O processo de degradação do edifício de madeira, situado ao lado da estação de caminhos-de-ferro e que em tempos funcionou como posto da Guarda Fiscal, iniciou-se mal o restaurante explorado pelo cozinheiro Luís Suspiro encerrou, no inverno passado – abrira em Abril de 2011, tendo antes o local sido ocupado por um café. “Já tínhamos alertado os serviços camarários para o estado de degradação do edifício, que se estava a tornar num espaço mal frequentado”, diz Fernando Duarte, presidente da Junta de Freguesia de São Paulo, lamentando o estado de degração a que chegou o local.

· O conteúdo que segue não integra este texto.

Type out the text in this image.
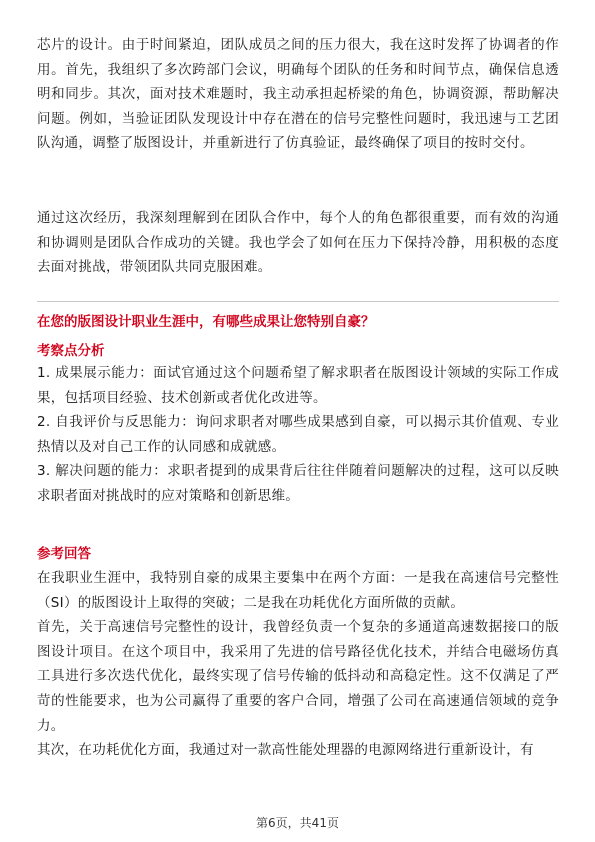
芯片的设计。由于时间紧迫，团队成员之间的压力很大，我在这时发挥了协调者的作用。首先，我组织了多次跨部门会议，明确每个团队的任务和时间节点，确保信息透明和同步。其次，面对技术难题时，我主动承担起桥梁的角色，协调资源，帮助解决问题。例如，当验证团队发现设计中存在潜在的信号完整性问题时，我迅速与工艺团队沟通，调整了版图设计，并重新进行了仿真验证，最终确保了项目的按时交付。

通过这次经历，我深刻理解到在团队合作中，每个人的角色都很重要，而有效的沟通和协调则是团队合作成功的关键。我也学会了如何在压力下保持冷静，用积极的态度去面对挑战，带领团队共同克服困难。

在您的版图设计职业生涯中，有哪些成果让您特别自豪？
考察点分析

1. 成果展示能力：面试官通过这个问题希望了解求职者在版图设计领域的实际工作成果，包括项目经验、技术创新或者优化改进等。

2. 自我评价与反思能力：询问求职者对哪些成果感到自豪，可以揭示其价值观、专业热情以及对自己工作的认同感和成就感。

3. 解决问题的能力：求职者提到的成果背后往往伴随着问题解决的过程，这可以反映求职者面对挑战时的应对策略和创新思维。

参考回答

在我职业生涯中，我特别自豪的成果主要集中在两个方面：一是我在高速信号完整性（SI）的版图设计上取得的突破；二是我在功耗优化方面所做的贡献。

首先，关于高速信号完整性的设计，我曾经负责一个复杂的多通道高速数据接口的版图设计项目。在这个项目中，我采用了先进的信号路径优化技术，并结合电磁场仿真工具进行多次迭代优化，最终实现了信号传输的低抖动和高稳定性。这不仅满足了严苛的性能要求，也为公司赢得了重要的客户合同，增强了公司在高速通信领域的竞争力。

其次，在功耗优化方面，我通过对一款高性能处理器的电源网络进行重新设计，有

第6页，共41页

O autarca deposita agora esperanças nas obras a realizar em toda a área do Cais do Sodré, através do Projecto de Reaqualificação da Zona da Frente Ribeirinha, cujo concurso público será lançado “em breve”. O plano prevê alterações profundas na circulação de automóveis e peões para a zona.

 
O plano de revitalização, que foi apresentado publicamente em Maio último, prevê a preservação do antigo posto da Guarda Fiscal, agora votado à negligência. No projecto base, da autoria do arquitecto Bruno Soares, propõe-se a “adaptação do antigo edifício da Guarda Fiscal atualmente ocupado com restauração, eliminando os atuais alpendres que o envolvem e repondo a traça original do edifício para apoio aos turistas e visitantes, podendo incluir aluguer de bicicletas e de outros meios de transporte suave. Neste sentido deverá ser demolida a esplanada coberta recentemente construída”. Por agora, prevalece um quadro desolador, salientado pelo gradeamento. O qual até parece nem ser assim tão eficaz. Uma funcionária de um restaurante vizinho diz ao Corvo: “As redes metálicas foram colocadas, mas eles têm forçado a entrada por trás. Entram na mesma”.